As a follow-up to our recent post on hook vents, here are two new finds from frequent comment-leaver Carmelo Pugliatti. The first shows a hook vent from the 1890s, when men carried walking sticks and wore bowler hats. Note the lapped seams as well.
Below that is is a flash forward two-and-a-half decades later, to 1922, when the Ivy look begins to codify. This gentleman was photographed in Newport and already displays most of the characteristics of the look, including soft, attached buttondown collar. — CC
I love this detail on both sport and suit coats. They are just another great detail of the ivy look.
Lapped seams and hooked vents are elements of the German School of tailoring.
To quote from “The Elegant Man,”
The suits of the German school have always been designed for comfort and durability. The shoulder of the jacket is low and natural, with the seam running diagonally along the back of the shoulder rather than along its ridge.
Historical Ivy, love it.
@ Mitchell S.
That’s a very interesting catch, especially considering that the tailors manufacturing the Ivy look tended to be Yekke. I’m starting to suspect that the quest for an English origin of the hook vent in the prior article was misguided.
@Scott: Yes, I agree with you. The origin of the hook vent was most likely German.
In the late nineteenth century many wealthy Englishmen had their clothes custom made in Germany since ready-to-wear was not invented until later. Only children’s clothes were ready to wear as far back as the eighteenth century. Sweden, Austria, and Italy also made custom clothes for men in the 1890s, but the German tailoring industry was one of the largest.
I read on this website that one of the J. Press tailors was an Auchwitz survivor who made uniforms for Nazi SS officers that featured hooked vents.
@ Mitchell S
Jacobi Press was trained by a American-German tailor when he came in USA in 1890s.
In that age a popular American stereotype was the tailor that spoke with a strong German accent.
Said this,i think that in 1890s many wealthy Germans had their clothes custom made in London, not the opposite.
I suspect the origins are British…and extend way, way back to the mid 19th century. If not further back.
http://www.macleans.ca/opinion/is-jordan-peterson-the-stupid-mans-smart-person/
Joel, that’s a great article on hook vents you’ve linked.
Just for fun, here’s an example of the genius work of Maclean’s:
http://victoriabuzz.com/2018/02/macleans-magazine-charges-men-26-than-women-more-for-latest-issue/
Oh, so now this is back to being a clothing only blog? Jesus, eating all that soy is giving you guys mood swings.
Well we know YOU don’t suffer from mood swings. You’re in one mood all the time, and it ain’t a happy one.
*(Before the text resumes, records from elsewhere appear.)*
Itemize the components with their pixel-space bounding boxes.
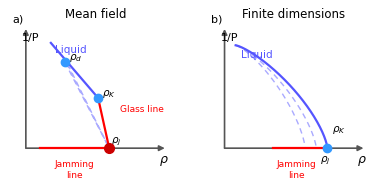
Text: Liquid: Liquid bbox=[55, 45, 87, 55]
Text: 1/P: 1/P bbox=[220, 33, 238, 43]
Title: Mean field: Mean field bbox=[65, 8, 126, 21]
Text: $\rho_j$: $\rho_j$ bbox=[321, 154, 331, 167]
Text: Jamming
line: Jamming line bbox=[277, 160, 317, 180]
Text: $\rho_K$: $\rho_K$ bbox=[102, 88, 116, 99]
Text: $\rho_K$: $\rho_K$ bbox=[332, 124, 345, 136]
Text: b): b) bbox=[211, 15, 223, 25]
Text: $\rho$: $\rho$ bbox=[357, 154, 367, 168]
Text: $\rho_d$: $\rho_d$ bbox=[69, 52, 82, 64]
Title: Finite dimensions: Finite dimensions bbox=[242, 8, 345, 21]
Text: 1/P: 1/P bbox=[22, 33, 39, 43]
Text: Glass line: Glass line bbox=[120, 105, 164, 114]
Text: Liquid: Liquid bbox=[241, 50, 273, 60]
Text: Jamming
line: Jamming line bbox=[54, 160, 94, 180]
Text: a): a) bbox=[13, 15, 24, 25]
Text: $\rho_j$: $\rho_j$ bbox=[111, 136, 121, 148]
Text: $\rho$: $\rho$ bbox=[158, 154, 168, 168]
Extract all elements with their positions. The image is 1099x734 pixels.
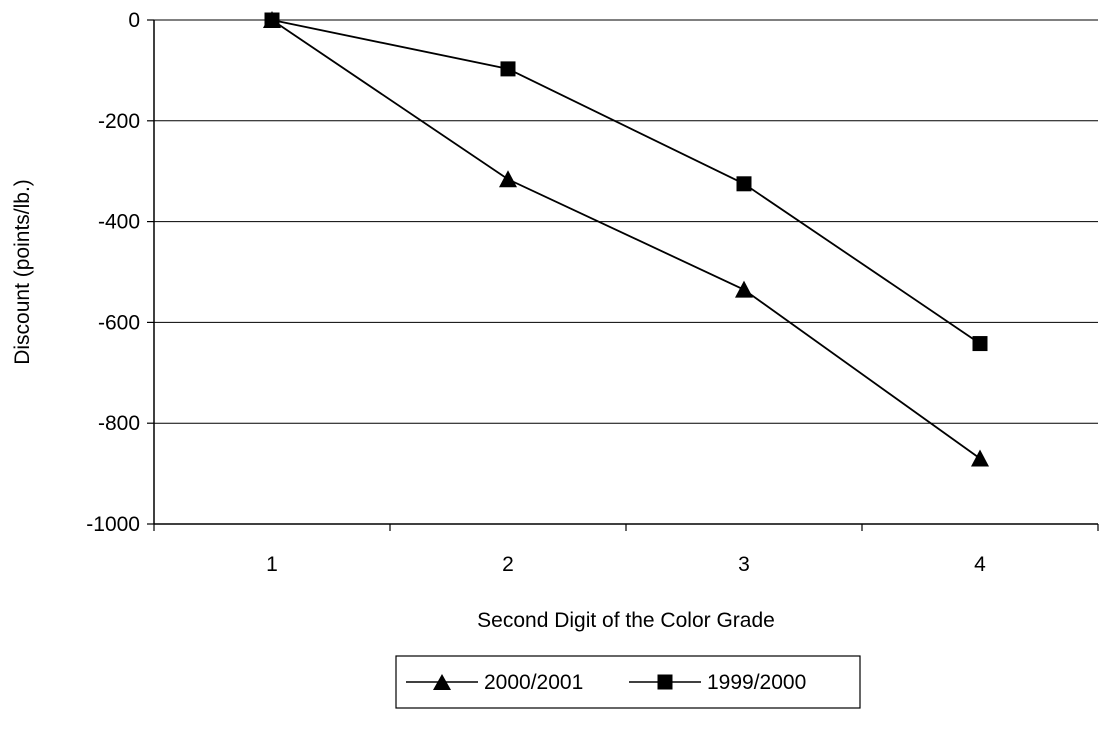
x-tick-labels: 1 2 3 4 xyxy=(266,553,986,576)
data-point-triangle xyxy=(499,170,517,188)
data-point-square xyxy=(736,176,752,192)
x-tick-label: 2 xyxy=(502,553,514,576)
data-point-square xyxy=(500,61,516,77)
y-tick-label: 0 xyxy=(128,9,140,32)
x-tick-label: 3 xyxy=(738,553,750,576)
legend-marker-square xyxy=(657,674,673,690)
series-2000-2001 xyxy=(263,11,989,467)
y-axis-label: Discount (points/lb.) xyxy=(11,179,34,365)
legend-label-1999-2000: 1999/2000 xyxy=(707,671,806,694)
y-tick-label: -200 xyxy=(98,110,140,133)
data-point-triangle xyxy=(971,449,989,467)
data-point-square xyxy=(972,336,988,352)
y-tick-label: -1000 xyxy=(86,513,140,536)
series-group xyxy=(263,11,989,467)
x-axis-label: Second Digit of the Color Grade xyxy=(477,609,775,632)
y-tick-label: -800 xyxy=(98,412,140,435)
y-tick-label: -400 xyxy=(98,211,140,234)
data-point-square xyxy=(264,12,280,28)
series-1999-2000 xyxy=(264,12,988,352)
legend-label-2000-2001: 2000/2001 xyxy=(484,671,583,694)
series-line xyxy=(271,19,981,345)
legend-marker-triangle xyxy=(433,674,451,690)
x-tick-label: 4 xyxy=(974,553,986,576)
gridlines xyxy=(154,19,1098,424)
axes xyxy=(147,19,1099,531)
data-point-triangle xyxy=(735,280,753,298)
legend: 2000/2001 1999/2000 xyxy=(395,655,861,709)
series-line xyxy=(271,19,981,460)
y-tick-label: -600 xyxy=(98,311,140,334)
y-tick-labels: 0 -200 -400 -600 -800 -1000 xyxy=(86,9,140,536)
x-tick-label: 1 xyxy=(266,553,278,576)
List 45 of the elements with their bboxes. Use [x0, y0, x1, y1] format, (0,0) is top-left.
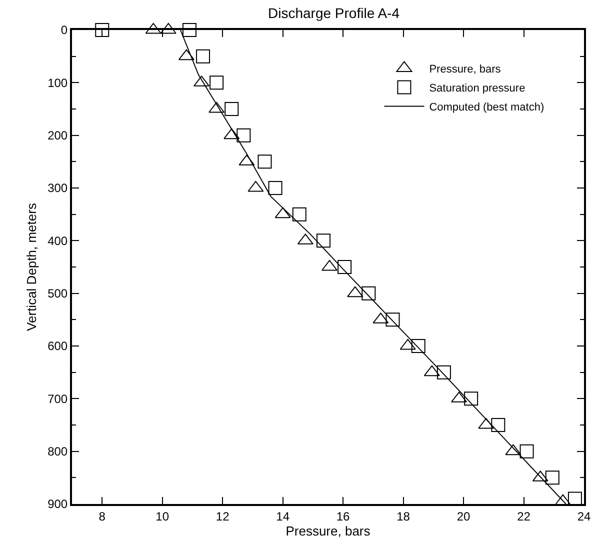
point: [258, 154, 272, 169]
point: [464, 392, 478, 406]
y-tick-label: 200: [48, 128, 68, 143]
x-tick-label: 10: [156, 509, 170, 524]
y-tick-label: 400: [48, 234, 68, 248]
y-tick-label: 0: [60, 23, 68, 38]
legend-label: Saturation pressure: [429, 82, 526, 94]
point: [520, 444, 534, 458]
y-tick-label: 100: [48, 76, 68, 90]
legend-label: Computed (best match): [429, 101, 544, 114]
point: [268, 181, 282, 195]
point: [210, 76, 224, 90]
point: [224, 102, 239, 116]
y-tick-label: 500: [48, 286, 68, 301]
point: [491, 418, 506, 432]
point: [95, 23, 110, 37]
x-tick-label: 8: [98, 509, 106, 524]
point: [568, 492, 582, 506]
x-tick-label: 24: [577, 509, 591, 524]
point: [292, 207, 306, 222]
x-tick-label: 16: [336, 509, 350, 524]
point: [545, 470, 560, 485]
x-axis-title: Pressure, bars: [286, 523, 371, 538]
x-tick-label: 22: [517, 509, 531, 524]
x-tick-label: 14: [276, 509, 290, 524]
point: [316, 234, 330, 248]
x-tick-label: 20: [456, 509, 471, 524]
point: [236, 128, 251, 142]
x-tick-label: 12: [216, 509, 230, 524]
y-axis-title: Vertical Depth, meters: [24, 202, 40, 331]
y-tick-label: 600: [48, 339, 68, 354]
point: [436, 365, 451, 380]
y-tick-label: 800: [48, 444, 68, 459]
point: [411, 339, 426, 353]
point: [182, 23, 196, 37]
y-tick-label: 300: [48, 181, 68, 196]
point: [196, 49, 210, 64]
y-tick-label: 700: [48, 392, 68, 406]
y-tick-label: 900: [48, 497, 68, 512]
x-tick-label: 18: [396, 509, 410, 524]
legend-label: Pressure, bars: [429, 63, 502, 76]
chart-title: Discharge Profile A-4: [268, 4, 400, 21]
point: [362, 286, 376, 300]
point: [386, 312, 400, 327]
point: [338, 260, 352, 274]
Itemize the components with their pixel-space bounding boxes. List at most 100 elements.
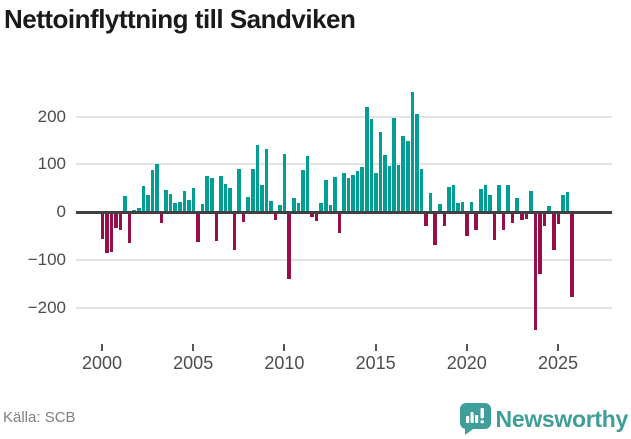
bar <box>305 156 310 213</box>
bar <box>465 214 469 236</box>
bar <box>415 114 419 213</box>
bar <box>492 214 497 241</box>
bar <box>232 214 237 251</box>
gridline-neg200 <box>76 307 612 309</box>
x-tick-label: 2000 <box>81 353 123 373</box>
bar <box>136 207 141 213</box>
bar <box>483 184 488 213</box>
bar <box>150 169 155 213</box>
y-tick-label-100: 100 <box>37 154 66 173</box>
bar <box>301 170 305 213</box>
bar <box>456 202 460 213</box>
bar <box>410 92 415 213</box>
bar <box>237 169 241 213</box>
bar <box>392 118 396 213</box>
bar <box>488 195 492 213</box>
bar <box>497 185 501 213</box>
bar <box>200 203 205 213</box>
bar <box>383 154 387 213</box>
newsworthy-wordmark: Newsworthy <box>495 405 629 432</box>
bar <box>114 214 118 228</box>
bar <box>219 175 223 213</box>
bar <box>565 192 570 213</box>
x-tick-label: 2020 <box>446 353 487 373</box>
bar <box>396 164 401 213</box>
x-axis-zero-line <box>76 211 612 214</box>
bar <box>451 185 456 213</box>
bar <box>501 214 506 230</box>
bar <box>346 178 351 213</box>
bar <box>118 214 123 230</box>
x-tick-label: 2010 <box>264 353 305 373</box>
bar <box>419 169 424 213</box>
bar <box>173 202 178 213</box>
bar <box>328 205 333 213</box>
bar <box>337 214 342 233</box>
bar <box>260 185 264 213</box>
chart-title: Nettoinflyttning till Sandviken <box>4 4 356 34</box>
bar <box>241 214 246 223</box>
x-tick-label: 2015 <box>355 353 396 373</box>
bar <box>369 119 374 213</box>
bar <box>401 135 406 213</box>
bar <box>287 214 292 280</box>
gridline-200 <box>76 116 612 118</box>
source-caption: Källa: SCB <box>3 409 76 426</box>
bar <box>551 214 556 250</box>
bar <box>520 214 524 221</box>
bar <box>100 214 105 239</box>
bar <box>556 214 561 225</box>
bar <box>255 144 260 213</box>
bar <box>146 195 150 213</box>
bar <box>278 204 282 213</box>
bar <box>141 186 146 213</box>
bar <box>178 202 182 213</box>
bar <box>292 197 296 213</box>
bar <box>524 214 529 219</box>
bar <box>506 184 510 213</box>
bar <box>209 178 214 213</box>
x-tick-mark <box>557 344 559 351</box>
bar <box>191 188 196 213</box>
bar <box>223 183 228 213</box>
bar <box>447 187 451 213</box>
bar <box>323 180 328 213</box>
bar <box>214 214 219 242</box>
bar <box>538 214 542 275</box>
bar <box>282 154 287 213</box>
y-tick-label-neg100: −100 <box>27 250 66 269</box>
bar <box>155 164 159 213</box>
bar <box>515 198 520 213</box>
bar <box>378 132 383 213</box>
bar <box>250 169 255 213</box>
bar <box>228 188 232 213</box>
bar <box>159 214 164 224</box>
x-tick-mark <box>192 344 195 351</box>
bar <box>342 173 346 213</box>
bar <box>319 203 323 213</box>
bar <box>460 201 465 213</box>
y-tick-label-200: 200 <box>37 107 66 126</box>
bar <box>246 196 250 213</box>
bar <box>542 214 547 227</box>
x-tick-mark <box>283 344 286 351</box>
bar <box>374 172 378 213</box>
bar <box>478 188 483 213</box>
bar <box>264 148 269 213</box>
bar <box>529 190 533 213</box>
bar <box>406 140 410 213</box>
y-tick-label-0: 0 <box>56 202 66 221</box>
bar <box>360 167 364 213</box>
bar <box>570 214 574 298</box>
x-tick-mark <box>374 344 377 351</box>
bar <box>387 165 392 213</box>
bar <box>433 214 437 246</box>
bar <box>296 202 301 213</box>
y-tick-label-neg200: −200 <box>27 298 66 317</box>
x-tick-mark <box>101 344 103 351</box>
bar <box>474 214 478 230</box>
bar <box>561 194 565 213</box>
Look at it this way; a good portion of the tailors in NY and the Eastern sea-board in in the 19th through the majority of the 20th century were probably of Central or Eastern European/and or Jewish Ancestry from the same regions, that said they would have either followed after the German or Russian schools of tailoring, and to suit the Anglocentric American tastes, they would have added various American English (think archaic English tailoring styles which evolved on their own, separate from their proverbial English parents back in Britain), and adapted these to work within their tailoring styles to better suit the needs and tastes of their customers in America. You get a fairly homogenous confluence of styles which emerges fairly early on as the “American Style” embodied by Brooks Brothers, and embraced and elaborated upon by the other traditional Ivy League et al., tailoring establishments. Hooked Vents were a very traditional feature on uniform coats, and also on finer quality body coats such as tail coats, frock coats, and morning coats, and of course, on better quality sack coats, it was unseemly to have gaps in one’s clothing, after all. In short, its a hybrid but homogenous mix of various schools of tailoring, and the hooked vent was rather pan Central-Northern European, and really present everywhere in Military Frocks and Tunics and etc. Look at Edwardian/WWI uniforms and Victorian Uniforms, and formal wear for reference.
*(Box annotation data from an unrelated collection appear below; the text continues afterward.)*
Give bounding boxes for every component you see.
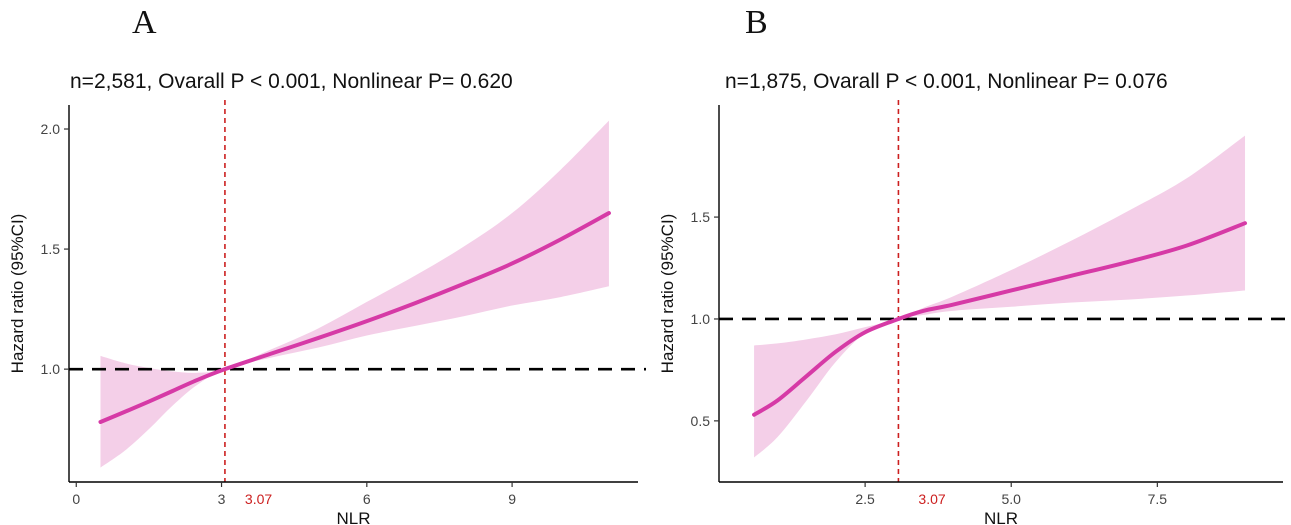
chart-a-y-axis-title: Hazard ratio (95%CI) (8, 214, 27, 374)
chart-svg-a: 0 3 6 9 3.07 1.0 1.5 2.0 NLR Hazard ratio (95%CI) (8, 100, 646, 525)
chart-b-ci-band (754, 135, 1246, 458)
chart-b-y-tick-label: 1.0 (691, 311, 711, 327)
chart-b-x-tick-label: 5.0 (1001, 491, 1021, 507)
panel-label-b: B (745, 4, 768, 41)
chart-a-y-tick-label: 2.0 (41, 121, 61, 137)
chart-b-x-axis-title: NLR (984, 509, 1018, 525)
chart-b-x-tick-label: 7.5 (1148, 491, 1168, 507)
chart-b-y-axis-title: Hazard ratio (95%CI) (658, 214, 677, 374)
panel-label-a: A (132, 4, 157, 41)
chart-b-x-tick-label: 2.5 (855, 491, 875, 507)
chart-b-cutoff-label: 3.07 (918, 491, 945, 507)
chart-a-ci-band (100, 120, 609, 468)
panel-b: B n=1,875, Ovarall P < 0.001, Nonlinear … (646, 0, 1291, 525)
chart-a-hr-curve (98, 211, 611, 424)
chart-a-x-tick-label: 6 (363, 491, 371, 507)
panel-a: A n=2,581, Ovarall P < 0.001, Nonlinear … (8, 4, 646, 525)
chart-title-b: n=1,875, Ovarall P < 0.001, Nonlinear P=… (725, 70, 1168, 93)
chart-b-y-tick-label: 0.5 (691, 413, 711, 429)
chart-svg-b: 2.5 5.0 7.5 3.07 0.5 1.0 1.5 NLR Hazard ratio (9… (658, 100, 1291, 525)
chart-b-hr-curve (752, 221, 1248, 417)
chart-a-y-tick-label: 1.0 (41, 361, 61, 377)
chart-a-x-tick-label: 0 (72, 491, 80, 507)
chart-a-x-tick-label: 9 (508, 491, 516, 507)
chart-a-y-tick-label: 1.5 (41, 241, 61, 257)
chart-title-a: n=2,581, Ovarall P < 0.001, Nonlinear P=… (70, 70, 513, 93)
chart-a-cutoff-label: 3.07 (245, 491, 272, 507)
chart-a-x-axis-title: NLR (336, 509, 370, 525)
chart-a-x-tick-label: 3 (218, 491, 226, 507)
chart-b-y-tick-label: 1.5 (691, 209, 711, 225)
The hooked vent dates at least to the American Civil War. It was a common feature on military and civilian frock coats. But more to the point, it also was a common feature on commercially made officers’ sack coats, arguably the precursor to the modern sack suit. I personally have examined surviving Federal officers’ sack coats that had hooked vents identical to those on modern suits and sport coats. But I suspect the hooked vent goes much earlier than that, given its obvious utility in keeping seams from ripping while seated on a horse.